CREATE VIEW PERCENT_POPULATION_VACCINATED_VIEW
AS
SELECT
  dea.continent,
  dea.location,
  dea.date,
  dea.population,
  vac.total_vaccinations,
  vac.total_vaccinations / dea.population AS vaccin_percentage
FROM COVID_DEATHS_PROCESSED dea
JOIN COVID_VACCINATIONS_PROCESSED_V2 vac
  USING (location, date)
ORDER BY 1, 2, 3

 * sqlite:///covid_data.db
Done.
Done.


[]

In [73]:
# So now we can select from the view
%%sql
SELECT *
FROM PERCENT_POPULATION_VACCINATED_VIEW
LIMIT 10

 * sqlite:///covid_data.db
Done.


continent,location,date,population,total_vaccinations,vaccin_percentage
,Africa,2020-01-05,1426736614.0,,
,Africa,2020-01-05,1426736614.0,,
,Africa,2020-01-05,1426736614.0,,
,Africa,2020-01-05,1426736614.0,,
,Africa,2020-01-06,1426736614.0,,
,Africa,2020-01-06,1426736614.0,,
,Africa,2020-01-06,1426736614.0,,
,Africa,2020-01-06,1426736614.0,,
,Africa,2020-01-07,1426736614.0,,
,Africa,2020-01-07,1426736614.0,,


# Conclusion

This project delved into the COVID-19 dataset using advanced SQL techniques, revealing key insights into global trends, regional disparities, and vaccination progress.
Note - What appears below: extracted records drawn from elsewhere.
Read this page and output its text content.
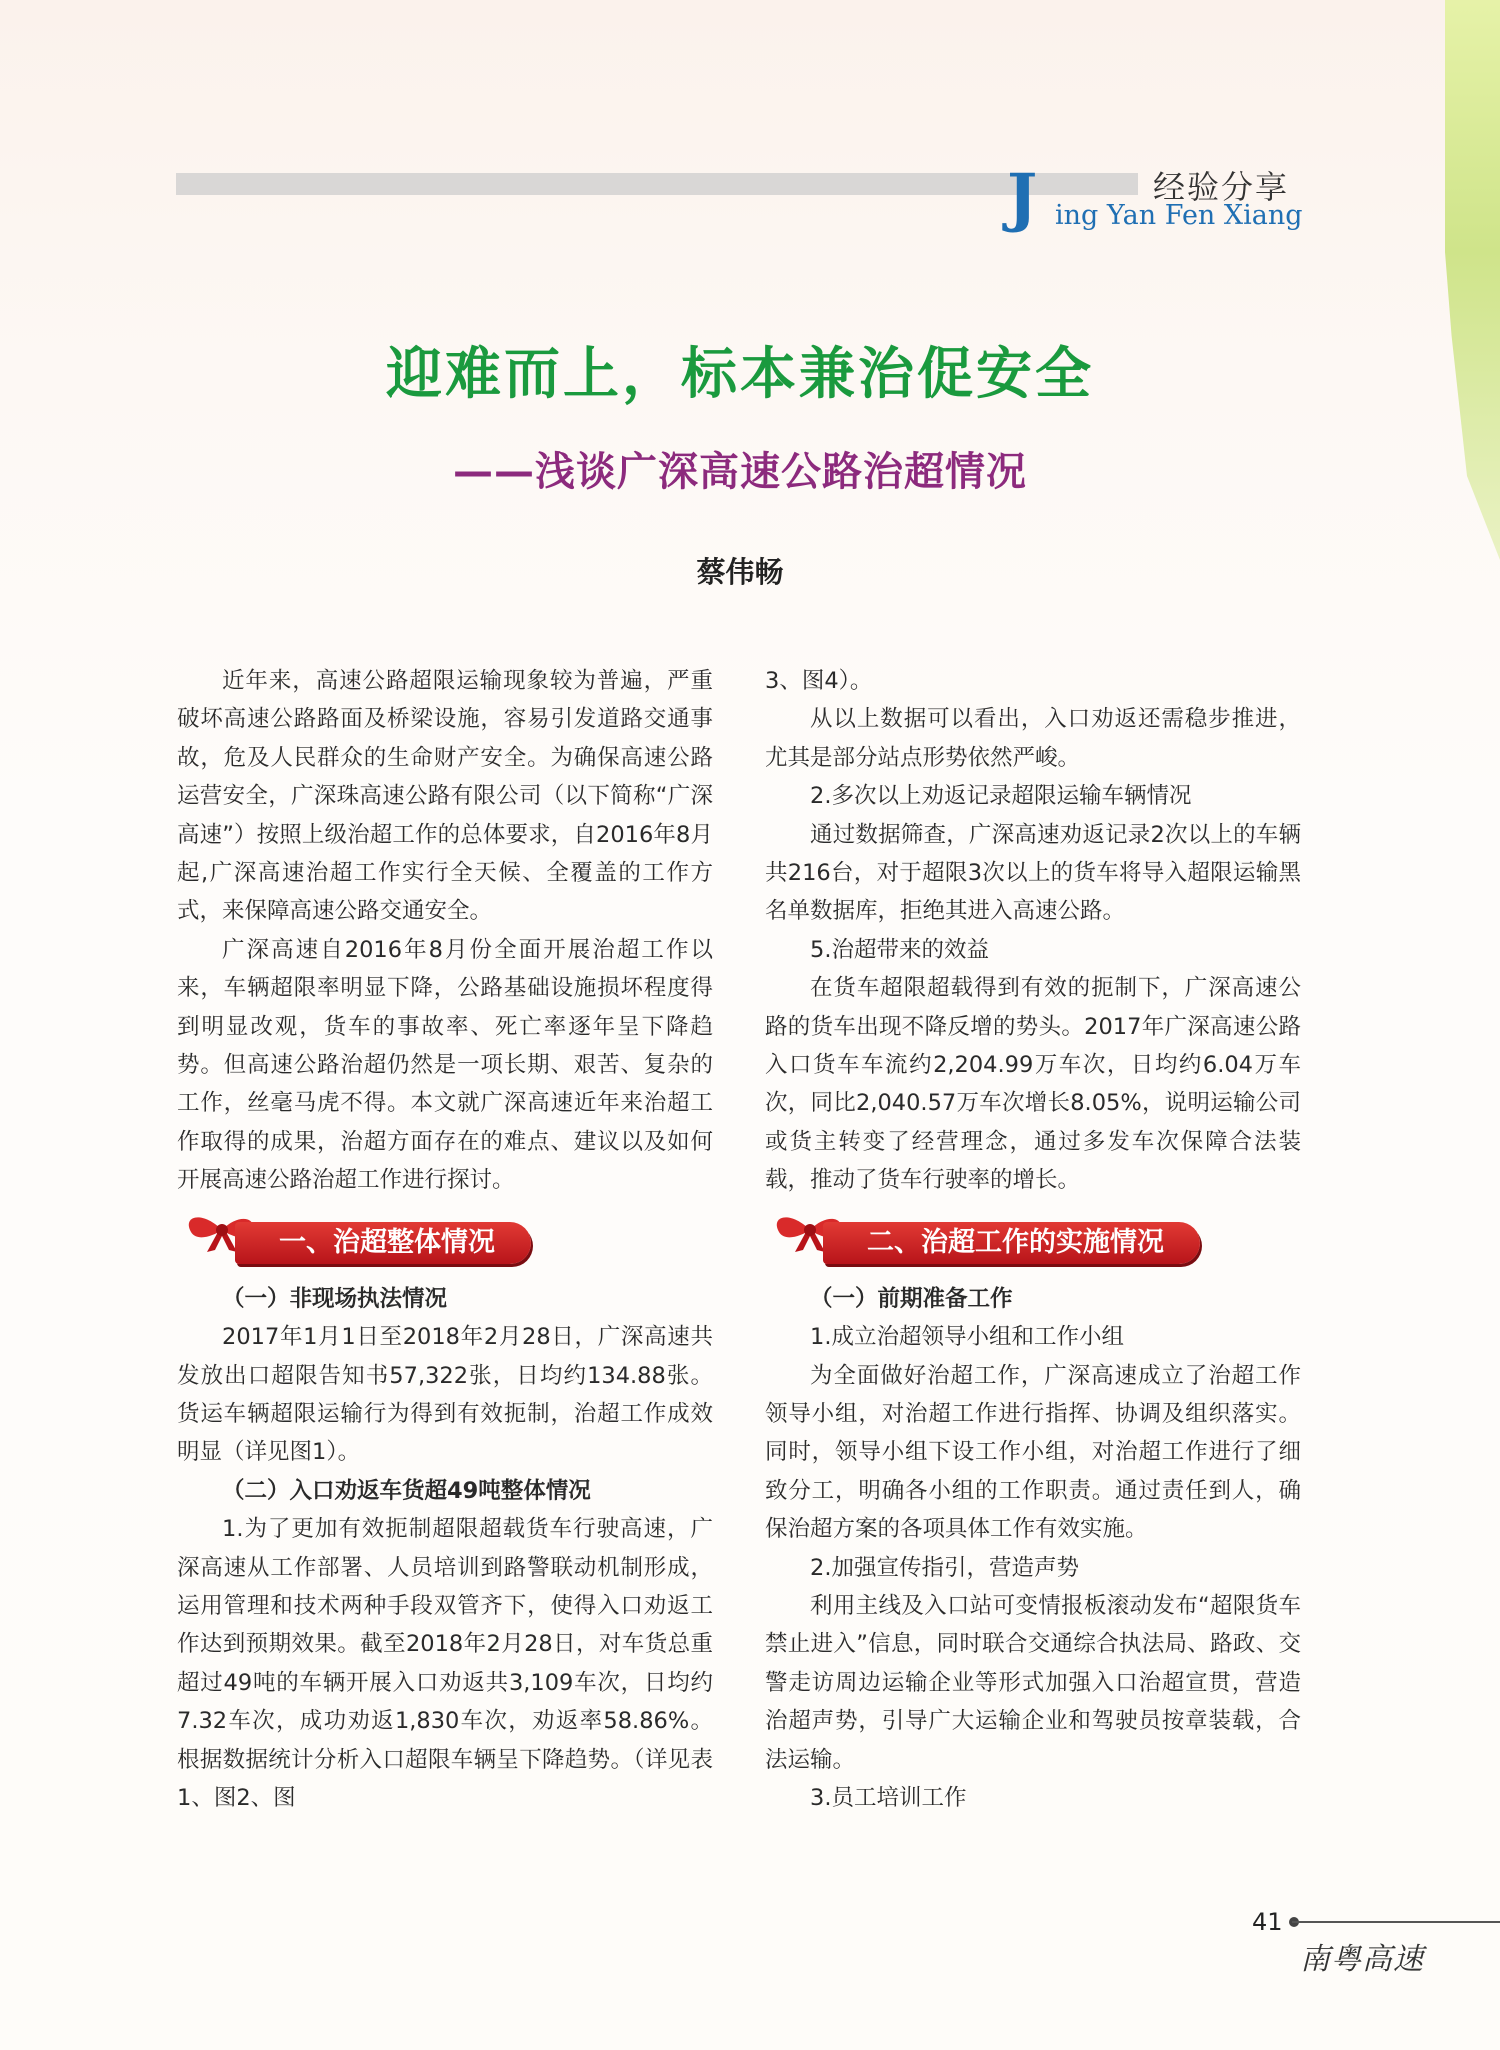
经验分享
J ing Yan Fen Xiang
迎难而上，标本兼治促安全
——浅谈广深高速公路治超情况
蔡伟畅

近年来，高速公路超限运输现象较为普遍，严重破坏高速公路路面及桥梁设施，容易引发道路交通事故，危及人民群众的生命财产安全。为确保高速公路运营安全，广深珠高速公路有限公司（以下简称“广深高速”）按照上级治超工作的总体要求，自2016年8月起,广深高速治超工作实行全天候、全覆盖的工作方式，来保障高速公路交通安全。

广深高速自2016年8月份全面开展治超工作以来，车辆超限率明显下降，公路基础设施损坏程度得到明显改观，货车的事故率、死亡率逐年呈下降趋势。但高速公路治超仍然是一项长期、艰苦、复杂的工作，丝毫马虎不得。本文就广深高速近年来治超工作取得的成果，治超方面存在的难点、建议以及如何开展高速公路治超工作进行探讨。

一、治超整体情况

（一）非现场执法情况

2017年1月1日至2018年2月28日，广深高速共发放出口超限告知书57,322张，日均约134.88张。货运车辆超限运输行为得到有效扼制，治超工作成效明显（详见图1）。

（二）入口劝返车货超49吨整体情况

1.为了更加有效扼制超限超载货车行驶高速，广深高速从工作部署、人员培训到路警联动机制形成，运用管理和技术两种手段双管齐下，使得入口劝返工作达到预期效果。截至2018年2月28日，对车货总重超过49吨的车辆开展入口劝返共3,109车次，日均约7.32车次，成功劝返1,830车次，劝返率58.86%。根据数据统计分析入口超限车辆呈下降趋势。（详见表1、图2、图

3、图4）。

从以上数据可以看出，入口劝返还需稳步推进，尤其是部分站点形势依然严峻。

2.多次以上劝返记录超限运输车辆情况

通过数据筛查，广深高速劝返记录2次以上的车辆共216台，对于超限3次以上的货车将导入超限运输黑名单数据库，拒绝其进入高速公路。

5.治超带来的效益

在货车超限超载得到有效的扼制下，广深高速公路的货车出现不降反增的势头。2017年广深高速公路入口货车车流约2,204.99万车次，日均约6.04万车次，同比2,040.57万车次增长8.05%，说明运输公司或货主转变了经营理念，通过多发车次保障合法装载，推动了货车行驶率的增长。

二、治超工作的实施情况

（一）前期准备工作

1.成立治超领导小组和工作小组

为全面做好治超工作，广深高速成立了治超工作领导小组，对治超工作进行指挥、协调及组织落实。同时，领导小组下设工作小组，对治超工作进行了细致分工，明确各小组的工作职责。通过责任到人，确保治超方案的各项具体工作有效实施。

2.加强宣传指引，营造声势

利用主线及入口站可变情报板滚动发布“超限货车禁止进入”信息，同时联合交通综合执法局、路政、交警走访周边运输企业等形式加强入口治超宣贯，营造治超声势，引导广大运输企业和驾驶员按章装载，合法运输。

3.员工培训工作

41
南粤高速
Through thorough analysis, it underscored the importance of data-driven decision-making in public health crises like COVID-19.

## Key Learnings

1. **SQL Proficiency**: Enhanced skills in advanced SQL techniques for handling complex datasets.
   
2. **Data Quality**: Addressed data quality issues for accurate analysis.

3. **Global Trends**: Identified significant global trends and disparities in COVID-19 cases, deaths, and vaccination rates.

4. **Regional Disparities**: Highlighted variations in the impact of COVID-19 across continents and income levels.

5. **Vaccination Progress**: Tracked the progress and challenges of global vaccination efforts.

6. **Visualization**: Emphasized the importance of data visualization for conveying insights effectively.

## Future Considerations

1. **Detailed Country Analysis**: Explore individual country factors influencing COVID-19 outcomes.

2. **Temporal Analysis**: Investigate the effectiveness of interventions over time.

3. **External Factors**: Integrate additional datasets to understand broader influences on COVID-19 trends.

4. **Predictive Modeling**: Use machine learning for forecasting future trends.

5. **Variant Impact**: Analyze the impact of COVID-19 variants on cases, deaths, and vaccine effectiveness.

6. **Long-term Effects**: Study the lasting health and economic impacts of COVID-19 for recovery and preparedness efforts.

This project lays the groundwork for ongoing analysis and decision-making in addressing the COVID-19 pandemic, emphasizing the value of data insights in public health responses.